In response to:
Changing the Guard from the June 23, 1966 issue
To the Editors:
My interest has been particularly caught by a passage quoted in your review of Major-General H. T. Alexander’s book, African Tightrope: My Two Years as Nkrumah’s Chief-of-Staff (NYR, June 23) in which General Alexander describes my alleged refusal to talk direct to the Belgian representatives in the Congo in July 1960. This was certainly news to me, as it will doubtless also be, if they read it, to the then Belgian Ambassador in Léopoldville, Mr. Van den Bosch, with whom I met and spoke almost daily at that time principally with regard to the withdrawal of Belgian troops, and to the then Commander of the Belgian troops in the Congo, General Gheysen, with whom on 19 July 1960 I negotiated the details of the withdrawal of Belgian troops by stages, beginning with the Léopoldville area.
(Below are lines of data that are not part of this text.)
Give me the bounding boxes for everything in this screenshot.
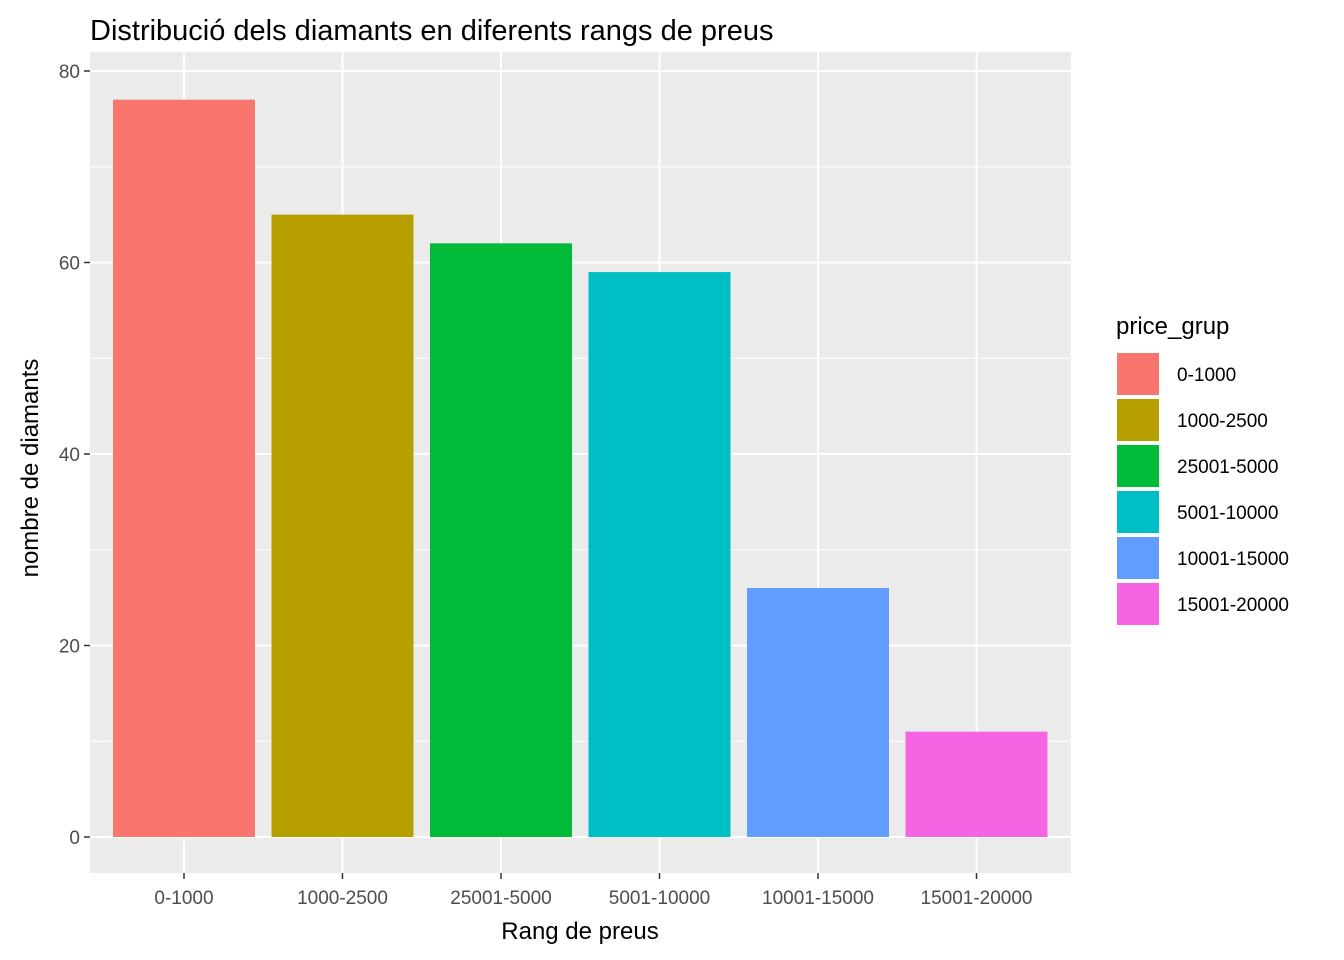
legend-label: 10001-15000	[1177, 549, 1289, 570]
x-axis: 0-1000 1000-2500 25001-5000 5001-10000 10001…	[154, 873, 1033, 909]
y-tick-label: 20	[59, 637, 80, 658]
x-tick-label: 25001-5000	[450, 888, 551, 909]
legend-swatch	[1117, 583, 1159, 625]
legend-label: 5001-10000	[1177, 503, 1278, 524]
legend-label: 25001-5000	[1177, 457, 1278, 478]
x-axis-title: Rang de preus	[501, 918, 658, 945]
bar-15001-20000	[905, 731, 1048, 837]
legend-label: 1000-2500	[1177, 411, 1268, 432]
x-tick-label: 5001-10000	[609, 888, 710, 909]
legend-swatch	[1117, 399, 1159, 441]
legend-title: price_grup	[1116, 313, 1229, 340]
bar-25001-5000	[430, 243, 572, 838]
bar-5001-10000	[588, 272, 731, 837]
chart-title: Distribució dels diamants en diferents r…	[90, 15, 773, 47]
legend-label: 0-1000	[1177, 365, 1236, 386]
x-tick-label: 15001-20000	[921, 888, 1033, 909]
bar-10001-15000	[747, 588, 889, 837]
bar-0-1000	[113, 99, 255, 838]
bar-1000-2500	[271, 214, 414, 837]
legend-items: 0-1000 1000-2500 25001-5000 5001-10000 10001…	[1117, 353, 1289, 625]
y-tick-label: 80	[59, 62, 80, 83]
legend-label: 15001-20000	[1177, 595, 1289, 616]
bars	[113, 99, 1048, 838]
x-tick-label: 1000-2500	[297, 888, 388, 909]
legend-swatch	[1117, 445, 1159, 487]
y-axis-title: nombre de diamants	[17, 359, 44, 578]
y-axis: 0 20 40 60 80	[59, 62, 90, 849]
legend-swatch	[1117, 491, 1159, 533]
y-tick-label: 60	[59, 254, 80, 275]
legend-swatch	[1117, 537, 1159, 579]
legend-swatch	[1117, 353, 1159, 395]
x-tick-label: 0-1000	[154, 888, 213, 909]
y-tick-label: 0	[69, 828, 80, 849]
y-tick-label: 40	[59, 445, 80, 466]
x-tick-label: 10001-15000	[762, 888, 874, 909]
legend: price_grup 0-1000 1000-2500 25001-5000 5001…	[1116, 313, 1289, 625]
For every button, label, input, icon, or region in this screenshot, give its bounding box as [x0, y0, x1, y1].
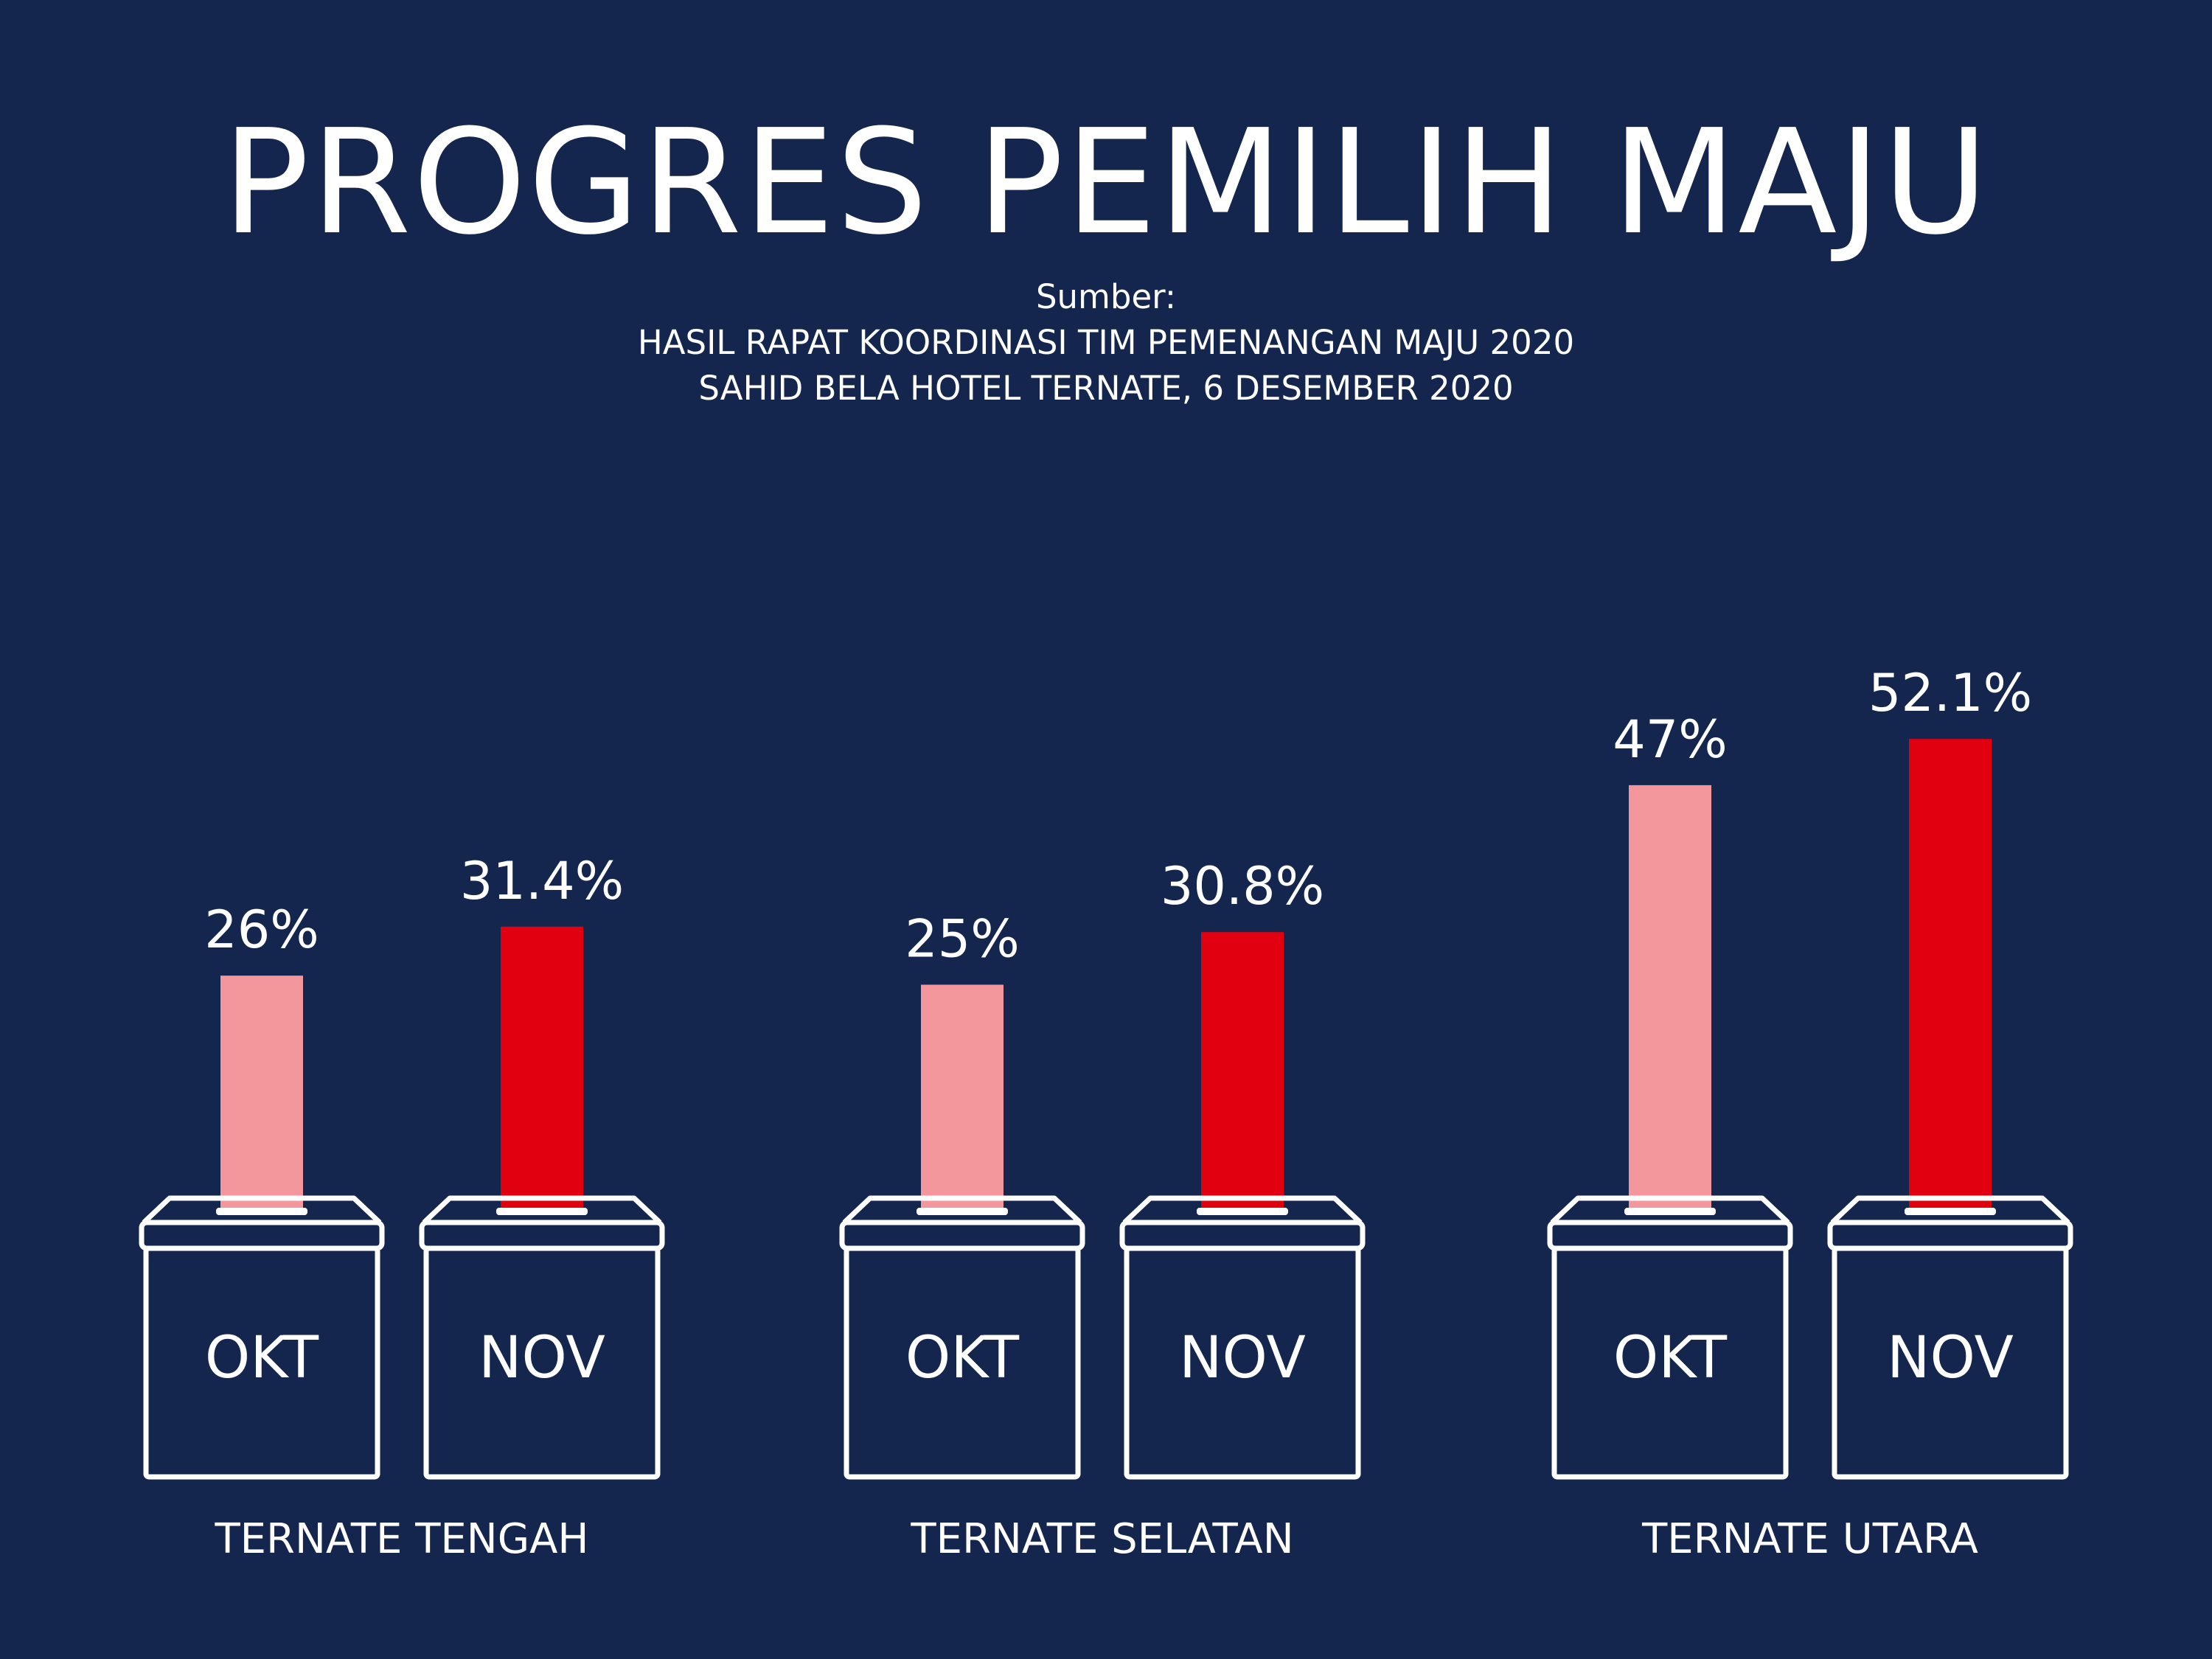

I mention this one point in the review only as a small but intriguing example of an all too familiar type of distortion which has been especially prevalent with regard to recent history in the Congo.
Ralph Bunche
United Nations
New York
Conor Cruise O’Brien replies:
The “point in the review” which Dr. Bunche complains of as “distortion” is a simple and accurate quotation of a passage in the book under review, General Alexander’s African Tightrope. In this passage General Alexander tells of a conversation with Dr. Bunche in the course of which—according to the General—Dr. Bunche said that “as the Belgians had no official status in the country he could not talk to them direct…” Dr. Bunche seeks to refute this testimony by showing that he did in fact talk direct to the Belgian Ambassador and the Belgian Commander. But what General Alexander reports is not the actual state of Dr. Bunche’s relations with the Belgians—a matter on which the General claims no direct knowledge—but what Dr. Bunche said to him on a particular occasion. Does Dr. Bunche deny that this conversation ever took place at all? If he does not deny it, what is his version of its substance?
I wish to add, parenthetically, that my review of General Alexander’s book contains two serious slips. In the third paragraph “fall of Alexander” should be “fall of Nkrumah.” In the last paragraph the reference to “forces outside the country” should be “forces inside the country.”